MBOMBELA – “I want to shoot someone before I go.” These were the harsh words that a robber used in conversation with a local family and their friends during a vicious three-hour attack at Eco Eden Bush Lodge on Friday.
Around 22:00 Mr Hannes de Lange was saying goodbye to a guest, Mr Andrew Kay who had joined them for a braai earlier.
As Kay was about to leave, they were overpowered by five balaclava-clad, armed men who emerged from the bush.
Kay and De Lange were forced back into the house. De Lange’s wife, Charmaine and his daughter had just gone to bed, while his son and Kay’s son were playing TV games. Charmaine is the owner of the lodge.

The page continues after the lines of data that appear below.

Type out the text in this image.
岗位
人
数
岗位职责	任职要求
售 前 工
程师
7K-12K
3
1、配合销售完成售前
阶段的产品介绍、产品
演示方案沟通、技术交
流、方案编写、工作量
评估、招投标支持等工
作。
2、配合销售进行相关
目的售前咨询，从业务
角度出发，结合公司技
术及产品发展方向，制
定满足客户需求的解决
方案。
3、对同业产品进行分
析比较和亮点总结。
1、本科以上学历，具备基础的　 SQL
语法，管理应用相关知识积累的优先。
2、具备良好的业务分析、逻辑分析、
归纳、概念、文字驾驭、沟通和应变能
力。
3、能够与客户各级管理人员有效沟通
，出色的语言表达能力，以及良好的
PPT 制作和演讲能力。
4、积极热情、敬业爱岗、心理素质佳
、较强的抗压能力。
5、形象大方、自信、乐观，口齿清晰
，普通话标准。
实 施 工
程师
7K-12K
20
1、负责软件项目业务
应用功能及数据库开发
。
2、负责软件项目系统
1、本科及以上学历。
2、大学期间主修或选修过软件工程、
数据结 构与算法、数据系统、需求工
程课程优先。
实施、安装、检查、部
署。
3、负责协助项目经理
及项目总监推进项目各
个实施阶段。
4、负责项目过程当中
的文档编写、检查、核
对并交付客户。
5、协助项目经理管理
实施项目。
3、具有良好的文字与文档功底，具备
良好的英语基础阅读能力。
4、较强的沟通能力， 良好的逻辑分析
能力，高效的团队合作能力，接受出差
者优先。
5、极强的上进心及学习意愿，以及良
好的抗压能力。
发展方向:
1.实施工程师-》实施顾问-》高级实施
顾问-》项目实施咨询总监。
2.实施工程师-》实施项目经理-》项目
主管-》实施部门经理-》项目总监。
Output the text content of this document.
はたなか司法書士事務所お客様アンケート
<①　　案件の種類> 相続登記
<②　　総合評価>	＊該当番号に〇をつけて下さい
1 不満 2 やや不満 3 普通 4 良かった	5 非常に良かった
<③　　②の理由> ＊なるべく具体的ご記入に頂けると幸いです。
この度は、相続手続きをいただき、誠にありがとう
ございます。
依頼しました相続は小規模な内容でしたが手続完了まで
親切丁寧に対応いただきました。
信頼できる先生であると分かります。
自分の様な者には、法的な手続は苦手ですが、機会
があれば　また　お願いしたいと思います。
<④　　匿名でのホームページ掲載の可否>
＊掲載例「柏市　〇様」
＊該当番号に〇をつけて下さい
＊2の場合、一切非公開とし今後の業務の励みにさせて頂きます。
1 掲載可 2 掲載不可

With hands tied with anything the thugs could find, Hannes and Kay lay helpless on the floor. The two 10-year-old boys, two of the lodge’s female workers, and two guests at the lodge were next to be tied up and forced to the floor.
The guests had just returned from a holiday in Mozambique and were socialising with them. The gang immediately started to ask where the cash was being kept and who else was in the house. There wasn’t any cash, but the attackers didn’t believe them. They woke up Charmaine and her daughter. “Please stand up ma’am,” one told them while carefully shaking their shoulders.
The daughter thought it was her dad saying goodnight. The perpetrator shouted at her and forced her to comply. She and her daughter were also tied up.
When Charmaine woke up she reached for the keys to the safe, which agitated one of the suspects, causing him to cock the gun and point it.
They asked her where the safe was. She showed it to them but there was no cash inside. They kept on thinking that there was another one somewhere and continued to assault her with their fists and a crowbar, and threatened to kill her.
“Throw her into the pool and let her die,” one of the suspects told another. “Two of them were very aggressive, but the other three weren’t,” Charmaine said.
With Charmaine’s hands now also tied and forced to the floor, they ransacked the house in search of cash and other valuables.
“They were incredibly calm, and knew exactly what they were doing,” she said. “Everything will be okay, don’t worry. Just keep calm and don’t move,” Hannes told his family while they were on the ice-cold stone floor, praying not to be harmed.
The lodge workers asked the suspects to please just give them blankets, after which they gave each a duvet and a pillow.
“I tried not to look at the attackers,” said Hannes. Their son was then also threatened, and asked “do you love your dad?”, in order to get him to tell them where the money was kept. They tried to intimidate the rest of the victims, when Charamine told them, “Look me in the eye, we don’t have cash on the premises,” after which she was assaulted further.
They took a panga and put it on their throats and then their heads. “They physically and emotionally tried to crack us,” she added.
They kicked Charmaine while she was on the floor. She then had a panic attack. “Charmaine was suffocating next to me, and there was nothing I could do about it,” Hannes recalled.
It’s only then when the suspects decided to leave. “We were never sure whether or not they had left, it just became quite,” he added.
Charmaine’s panic attack subsided. After waiting about 15 minutes to make sure the perpetrators left, the De Langes daughter managed to grip a knife with her teeth. They cut one another loose. Hannes then went for help on his motorcycle.
Capt Dawie Pretorius, local spokesman for the SAPS, said the attackers had fled the scene with two vehicles, but later abandoned one.
Hannes said one of the cars had been recovered in KaBokweni. The SAPS, along with Hi-Tech Security Nelspruit and Bossies Community Justice were quick to arrive at the scene.
In 2000, Hannes’ brother was murdered in a similar crime.
A case of house robbery is being investigated.